900.6oops, forgot to addZFC::DERAMOSupersedes all previous personal names.Tue Jul 12 1988 23:195
     I forgot to add that I don't think the methods I studied
     were intended for one million by three data sets.  (The
     three is okay, the one million is too big.)
     
     Dan
900.7ISTG::GOKHMANBoris the BearThu Aug 04 1988 21:1214
    Let me venture a guess, it IS a lot like a typical problem of pattern
    recognition (cluster analysis is one of the terms often used). If
    so, there are many algorithms to solve it. There has been a good
    deal of research in  Computational Geometry, devoted to just this
    subject, partitioning of the multidimensional point set into the
    "nearest neighbor" clusters.

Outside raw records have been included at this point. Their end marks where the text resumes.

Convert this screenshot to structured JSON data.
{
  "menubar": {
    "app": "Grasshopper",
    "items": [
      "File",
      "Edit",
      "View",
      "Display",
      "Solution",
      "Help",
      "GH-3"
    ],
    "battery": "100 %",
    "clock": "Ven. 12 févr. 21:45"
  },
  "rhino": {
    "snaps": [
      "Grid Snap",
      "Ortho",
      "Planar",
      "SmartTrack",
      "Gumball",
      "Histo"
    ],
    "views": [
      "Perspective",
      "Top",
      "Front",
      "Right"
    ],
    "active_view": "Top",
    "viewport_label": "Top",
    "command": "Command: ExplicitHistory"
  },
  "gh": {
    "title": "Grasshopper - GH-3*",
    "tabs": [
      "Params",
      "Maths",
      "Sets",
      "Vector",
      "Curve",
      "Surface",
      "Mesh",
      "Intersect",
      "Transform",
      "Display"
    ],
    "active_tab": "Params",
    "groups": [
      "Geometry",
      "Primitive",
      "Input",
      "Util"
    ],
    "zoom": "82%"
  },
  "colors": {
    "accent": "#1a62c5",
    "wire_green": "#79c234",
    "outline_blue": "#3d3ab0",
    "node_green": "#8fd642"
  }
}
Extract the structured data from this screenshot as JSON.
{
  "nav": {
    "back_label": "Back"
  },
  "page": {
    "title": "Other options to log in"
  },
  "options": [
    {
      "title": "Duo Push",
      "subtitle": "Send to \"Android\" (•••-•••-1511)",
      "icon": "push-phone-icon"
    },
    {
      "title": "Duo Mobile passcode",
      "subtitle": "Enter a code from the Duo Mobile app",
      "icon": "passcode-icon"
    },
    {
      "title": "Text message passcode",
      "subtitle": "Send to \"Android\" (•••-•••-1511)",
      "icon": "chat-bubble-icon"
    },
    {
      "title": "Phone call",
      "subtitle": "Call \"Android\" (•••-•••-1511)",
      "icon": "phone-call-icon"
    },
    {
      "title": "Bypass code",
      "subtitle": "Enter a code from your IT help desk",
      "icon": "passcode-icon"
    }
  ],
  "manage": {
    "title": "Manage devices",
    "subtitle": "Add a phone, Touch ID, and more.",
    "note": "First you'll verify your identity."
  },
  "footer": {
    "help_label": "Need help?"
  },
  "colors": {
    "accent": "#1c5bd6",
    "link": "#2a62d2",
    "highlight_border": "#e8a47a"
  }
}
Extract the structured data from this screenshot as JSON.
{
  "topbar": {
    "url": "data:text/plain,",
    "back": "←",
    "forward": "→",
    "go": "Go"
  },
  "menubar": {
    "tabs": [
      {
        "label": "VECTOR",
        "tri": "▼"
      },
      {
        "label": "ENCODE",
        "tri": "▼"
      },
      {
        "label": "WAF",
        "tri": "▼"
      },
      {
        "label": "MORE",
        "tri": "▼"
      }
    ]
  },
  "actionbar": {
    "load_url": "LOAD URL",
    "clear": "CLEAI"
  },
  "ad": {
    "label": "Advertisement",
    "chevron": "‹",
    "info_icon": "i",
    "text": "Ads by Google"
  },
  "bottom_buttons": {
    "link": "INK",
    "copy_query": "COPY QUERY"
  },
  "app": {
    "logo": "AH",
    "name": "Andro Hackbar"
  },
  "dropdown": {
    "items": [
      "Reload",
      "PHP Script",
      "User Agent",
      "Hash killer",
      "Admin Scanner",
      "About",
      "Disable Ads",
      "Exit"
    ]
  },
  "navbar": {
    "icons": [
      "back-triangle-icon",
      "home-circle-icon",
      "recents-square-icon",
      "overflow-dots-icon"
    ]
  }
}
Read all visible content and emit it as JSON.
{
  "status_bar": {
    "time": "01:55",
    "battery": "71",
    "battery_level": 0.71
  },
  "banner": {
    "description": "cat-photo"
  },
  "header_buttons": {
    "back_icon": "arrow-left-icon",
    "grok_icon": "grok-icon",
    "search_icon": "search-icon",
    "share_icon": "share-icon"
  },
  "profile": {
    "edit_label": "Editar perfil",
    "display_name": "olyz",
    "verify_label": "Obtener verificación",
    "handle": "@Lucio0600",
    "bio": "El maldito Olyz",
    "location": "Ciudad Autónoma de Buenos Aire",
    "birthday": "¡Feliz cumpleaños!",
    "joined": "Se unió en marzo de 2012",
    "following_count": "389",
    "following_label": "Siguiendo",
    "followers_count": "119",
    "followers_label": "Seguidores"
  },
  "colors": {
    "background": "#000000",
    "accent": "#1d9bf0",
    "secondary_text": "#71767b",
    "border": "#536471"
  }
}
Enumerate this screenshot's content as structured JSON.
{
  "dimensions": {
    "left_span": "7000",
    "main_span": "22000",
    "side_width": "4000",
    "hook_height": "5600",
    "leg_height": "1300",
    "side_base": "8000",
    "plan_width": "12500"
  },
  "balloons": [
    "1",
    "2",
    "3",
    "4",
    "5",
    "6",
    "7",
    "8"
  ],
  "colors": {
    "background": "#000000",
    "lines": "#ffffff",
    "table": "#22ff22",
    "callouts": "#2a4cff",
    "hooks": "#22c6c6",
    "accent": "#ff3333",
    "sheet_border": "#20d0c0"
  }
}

In 2d look for the term(and algorithms
    on) Voronoy Polygons.

    Look for publications by Shamis from CMU, he published proofs that
    such clustering may be done in NlogN time for a set of N points
    by "divide and conquer" algorithms.
    
    Boris
900.8CTCADM::ROTHIf you plant ice you'll harvest windSun Aug 07 1988 16:0836
    Re .-1

	It is indeed a cluster analysis problem.  I found pattern
    recognition textbooks to be helpful, and used some of the tools
    mentioned (kd trees, computational geometry, etc.) in the colormap
    routine.

	The following books give a good survey of useful results:

	Duda, R. O. and Hart, P. E.
	Pattern recognition and Scene Analysis
	Wiley, 1973

	Tou, J. T. and Gonzalez, R. C.
	Pattern Recognition Principles
	Addison Wesley, 1974

	For color map quantization proper, Heckberts SIGGRAPH paper is
    excellent.  In addition a recent ACM TOMS paper discusses a variance
    based refinement in the initial clustering phase that looks good.
    I experimented with something similar to their idea also.

	Heckbert, P.
	Color image quantization for frame buffer display
	July 1982 SIGGRAPH proceedings

	Wan, S. J., Wong, K. M. and Prusinkiewicz
	An algorithm for multidimensional data clustering
	ACM TOMS June 1988

    Clustering is important, but proper dithering and perceptually based
    error metrics are also very important.  It is not necessarily true that
    an algorithm that minimizes the mean-squared error will give the best
    looking picture.

    - Jim
900.9CTCADM::ROTHIf you plant ice you'll harvest windSun Aug 07 1988 16:1818
900.10Turbo Vector QuantizationMAMIE::BOTTOMSTue Oct 18 1988 14:1212
    If I understand the problem it is also referred to as Vector
    Quantization.  The approach suggested in the book on Image Processing
    by Gonzales and Wintz is to take the log of the histogram of points
    and then assign new vectors to the resulting histogram such that
    the greatest area under the curve is covered by at least one vector.
    Again, this does not cover the psycho-visual question totally but
    the log compression does help.  It also helps in dealing with the
    busy work of making sure multiple new vectors are not assigned to
    the same original vector.  Other variations of this approach use
    a
    "bin seeding" algorithm but it is essentially the same math with
    an easier algorithm to implement.